Pris dans la tourmente des crises financières de 2008 et 2011, Dexia, prêteur bancaire historique du crédit aux collectivités locales, est sauvé de la faillite par les Etats belge et français fin 2011. Notre communication revient sur la genèse de ce sauvetage en dernier ressort qui marque l'échec de la régulation marchande du crédit local institutionnalisée au début des années 1980.
Pour ce faire, elle s'appuie sur une approche institutionnaliste où la relation de crédit, et ses formes historiques, sont saisies à partir des régulations qui encadrent, de manière plus ou moins lâche, la demande de crédit émanant des collectivités locales, d'une part, et l'offre de crédit des acteurs financiers, d'autre part. Elle cherche notamment à rendre compte de la manière dont les interactions entre demande et offre de crédit sont conditionnées et en partie déterminées au niveau institutionnel.

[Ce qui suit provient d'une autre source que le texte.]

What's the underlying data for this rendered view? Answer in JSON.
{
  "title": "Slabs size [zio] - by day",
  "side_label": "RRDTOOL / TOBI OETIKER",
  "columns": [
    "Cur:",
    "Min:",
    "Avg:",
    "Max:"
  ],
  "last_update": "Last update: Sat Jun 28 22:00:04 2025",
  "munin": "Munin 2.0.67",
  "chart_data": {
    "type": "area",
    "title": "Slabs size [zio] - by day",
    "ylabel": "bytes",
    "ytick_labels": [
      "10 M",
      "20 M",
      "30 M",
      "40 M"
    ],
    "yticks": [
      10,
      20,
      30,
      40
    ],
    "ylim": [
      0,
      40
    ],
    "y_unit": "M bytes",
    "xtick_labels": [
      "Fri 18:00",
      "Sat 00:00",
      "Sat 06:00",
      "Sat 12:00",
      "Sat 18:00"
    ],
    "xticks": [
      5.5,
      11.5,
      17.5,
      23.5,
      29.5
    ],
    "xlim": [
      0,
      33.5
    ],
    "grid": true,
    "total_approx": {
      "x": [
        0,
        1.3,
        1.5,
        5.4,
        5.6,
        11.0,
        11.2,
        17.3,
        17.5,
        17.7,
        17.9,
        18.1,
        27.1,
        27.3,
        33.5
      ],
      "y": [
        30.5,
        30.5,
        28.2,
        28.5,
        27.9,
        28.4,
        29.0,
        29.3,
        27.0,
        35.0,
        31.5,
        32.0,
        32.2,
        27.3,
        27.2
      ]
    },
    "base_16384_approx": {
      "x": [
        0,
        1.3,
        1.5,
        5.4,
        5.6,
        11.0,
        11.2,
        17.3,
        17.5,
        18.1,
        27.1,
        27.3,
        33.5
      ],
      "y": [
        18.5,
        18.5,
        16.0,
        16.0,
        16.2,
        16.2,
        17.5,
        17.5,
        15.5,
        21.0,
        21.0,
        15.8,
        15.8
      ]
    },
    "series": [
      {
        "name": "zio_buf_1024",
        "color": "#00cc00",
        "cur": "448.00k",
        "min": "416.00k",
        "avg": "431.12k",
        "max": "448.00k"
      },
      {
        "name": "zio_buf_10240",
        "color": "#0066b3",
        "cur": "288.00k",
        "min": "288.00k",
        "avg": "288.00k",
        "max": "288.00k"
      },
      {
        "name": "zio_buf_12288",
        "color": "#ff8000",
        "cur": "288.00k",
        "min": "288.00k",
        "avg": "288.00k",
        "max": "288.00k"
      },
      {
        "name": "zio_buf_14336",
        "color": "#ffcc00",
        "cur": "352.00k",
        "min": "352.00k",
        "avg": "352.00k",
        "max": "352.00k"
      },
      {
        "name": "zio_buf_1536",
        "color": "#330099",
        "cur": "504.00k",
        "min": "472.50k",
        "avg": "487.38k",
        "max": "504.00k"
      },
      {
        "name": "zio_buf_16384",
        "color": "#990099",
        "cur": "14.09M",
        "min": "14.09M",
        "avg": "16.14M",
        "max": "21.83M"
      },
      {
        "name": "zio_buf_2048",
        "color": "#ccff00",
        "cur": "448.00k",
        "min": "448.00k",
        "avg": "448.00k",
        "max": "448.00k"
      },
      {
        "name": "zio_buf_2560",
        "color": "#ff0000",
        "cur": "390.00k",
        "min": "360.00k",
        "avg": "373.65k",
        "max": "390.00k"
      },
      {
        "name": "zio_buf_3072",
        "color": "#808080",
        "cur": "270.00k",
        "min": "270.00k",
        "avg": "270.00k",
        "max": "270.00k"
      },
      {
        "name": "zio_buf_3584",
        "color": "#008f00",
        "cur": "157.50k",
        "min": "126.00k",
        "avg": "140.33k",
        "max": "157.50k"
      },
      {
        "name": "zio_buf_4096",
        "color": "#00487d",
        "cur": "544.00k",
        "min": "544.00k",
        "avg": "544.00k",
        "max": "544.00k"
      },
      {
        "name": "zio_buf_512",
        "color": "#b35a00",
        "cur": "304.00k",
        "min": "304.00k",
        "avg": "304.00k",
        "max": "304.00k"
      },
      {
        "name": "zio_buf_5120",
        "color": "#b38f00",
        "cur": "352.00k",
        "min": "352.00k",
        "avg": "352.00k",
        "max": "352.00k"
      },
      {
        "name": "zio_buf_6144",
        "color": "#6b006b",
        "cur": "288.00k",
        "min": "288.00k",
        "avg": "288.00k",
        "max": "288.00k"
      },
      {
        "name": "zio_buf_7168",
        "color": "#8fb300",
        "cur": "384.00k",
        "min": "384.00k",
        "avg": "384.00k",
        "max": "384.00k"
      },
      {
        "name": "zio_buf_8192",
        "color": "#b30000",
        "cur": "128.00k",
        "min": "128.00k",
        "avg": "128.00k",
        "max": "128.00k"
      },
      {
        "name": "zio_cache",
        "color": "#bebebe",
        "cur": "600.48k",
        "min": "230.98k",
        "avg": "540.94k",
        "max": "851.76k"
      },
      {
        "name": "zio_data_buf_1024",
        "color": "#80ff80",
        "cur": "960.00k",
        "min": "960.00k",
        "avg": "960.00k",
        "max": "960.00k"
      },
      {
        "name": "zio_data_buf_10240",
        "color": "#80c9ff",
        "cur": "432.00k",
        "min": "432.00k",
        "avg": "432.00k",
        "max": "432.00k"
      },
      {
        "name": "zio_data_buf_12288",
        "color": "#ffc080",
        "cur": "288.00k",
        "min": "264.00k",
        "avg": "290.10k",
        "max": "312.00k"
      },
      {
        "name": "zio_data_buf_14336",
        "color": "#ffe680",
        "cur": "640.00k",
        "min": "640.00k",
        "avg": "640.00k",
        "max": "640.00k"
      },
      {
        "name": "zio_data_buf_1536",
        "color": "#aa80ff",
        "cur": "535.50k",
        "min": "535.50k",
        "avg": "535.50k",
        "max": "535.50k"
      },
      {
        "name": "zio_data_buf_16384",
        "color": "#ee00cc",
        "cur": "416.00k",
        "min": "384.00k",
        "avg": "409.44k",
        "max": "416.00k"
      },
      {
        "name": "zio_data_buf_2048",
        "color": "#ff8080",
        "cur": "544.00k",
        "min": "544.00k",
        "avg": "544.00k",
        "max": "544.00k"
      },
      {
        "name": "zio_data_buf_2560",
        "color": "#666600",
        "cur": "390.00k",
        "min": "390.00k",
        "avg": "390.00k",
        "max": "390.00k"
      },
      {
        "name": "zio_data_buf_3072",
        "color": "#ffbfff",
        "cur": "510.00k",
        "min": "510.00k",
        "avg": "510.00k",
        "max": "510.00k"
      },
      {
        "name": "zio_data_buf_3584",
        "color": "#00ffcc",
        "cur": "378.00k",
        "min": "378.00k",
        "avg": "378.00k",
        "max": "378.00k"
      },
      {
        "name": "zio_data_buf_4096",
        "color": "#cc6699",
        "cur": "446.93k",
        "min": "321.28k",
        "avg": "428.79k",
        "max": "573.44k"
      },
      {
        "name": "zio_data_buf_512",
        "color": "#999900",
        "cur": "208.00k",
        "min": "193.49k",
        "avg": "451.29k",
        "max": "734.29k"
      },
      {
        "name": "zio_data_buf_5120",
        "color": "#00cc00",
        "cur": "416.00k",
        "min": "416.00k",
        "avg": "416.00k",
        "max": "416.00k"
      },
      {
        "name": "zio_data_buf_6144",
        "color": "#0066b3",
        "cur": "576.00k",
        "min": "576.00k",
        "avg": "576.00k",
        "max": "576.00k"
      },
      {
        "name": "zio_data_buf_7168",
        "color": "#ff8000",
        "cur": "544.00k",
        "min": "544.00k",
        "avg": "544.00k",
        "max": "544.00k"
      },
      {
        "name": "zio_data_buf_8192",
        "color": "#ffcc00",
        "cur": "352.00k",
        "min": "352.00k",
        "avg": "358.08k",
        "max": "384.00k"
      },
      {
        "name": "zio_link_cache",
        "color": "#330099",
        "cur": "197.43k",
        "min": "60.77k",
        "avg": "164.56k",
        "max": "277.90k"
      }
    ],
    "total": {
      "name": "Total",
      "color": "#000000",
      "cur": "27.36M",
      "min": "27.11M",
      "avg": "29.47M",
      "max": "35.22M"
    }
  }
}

Le forme marchande de la relation de crédit des collectivités locales prend racine dans le démantèlement progressif de la forme administrée institutionnalisée des années 1950 au début des années 1980. La forme administrée du crédit local met en évidence une régulation publique et administrée par l'Etat autant de la demande que de l'offre de crédit aux collectivités locales. Son démantèlement, progressivement organisé à la fin des années 1970, est consacré au début des années 1980 lorsque, d'une part, la liberté d'endettement est reconnue aux collectivités locales dans le cadre des lois de décentralisation de 1982 et, d'autre part, lorsque l'Etat met en ordre une régulation concurrentielle et privatisée de l'offre de crédit dans le cadre plus large de la libéralisation financière de l'économie française du milieu des années 1980. C'est par conséquent une forme marchande de la relation de crédit qui est consacrée. Elle s'appuie sur une régulation décentralisée de la relation de crédit, où collectivités locales et prêteurs sont désormais libres de négocier leurs produits de dette, l'Etat se mettant à distance d'une ingérence dans les affaires locales.
La communication souhaite montrer que c'est dans ce cadre marchand qu'émerge une financiarisation du modèle bancaire de Dexia qui transforme la relation de crédit qu'avaient nouée pendant plus de quarante ans les collectivités locales et Dexia, anciennement Crédit Local de France et Caisse d'Aide à l'Equipement des Collectivités Locales. Cette fuite en avant de Dexia se rompt brutalement dans le fracas des crises financières, nécessitant une intervention en dernier ressort de l'Etat pour éviter un credit crunch sur le marché du crédit local. Alors que l'Etat s'était retiré du prêt aux collectivités locales, mettant en marché la dette locale à compter des années 1980, c'est bien lui qui doit « payer la facture » des dérives d'une telle régulation marchande.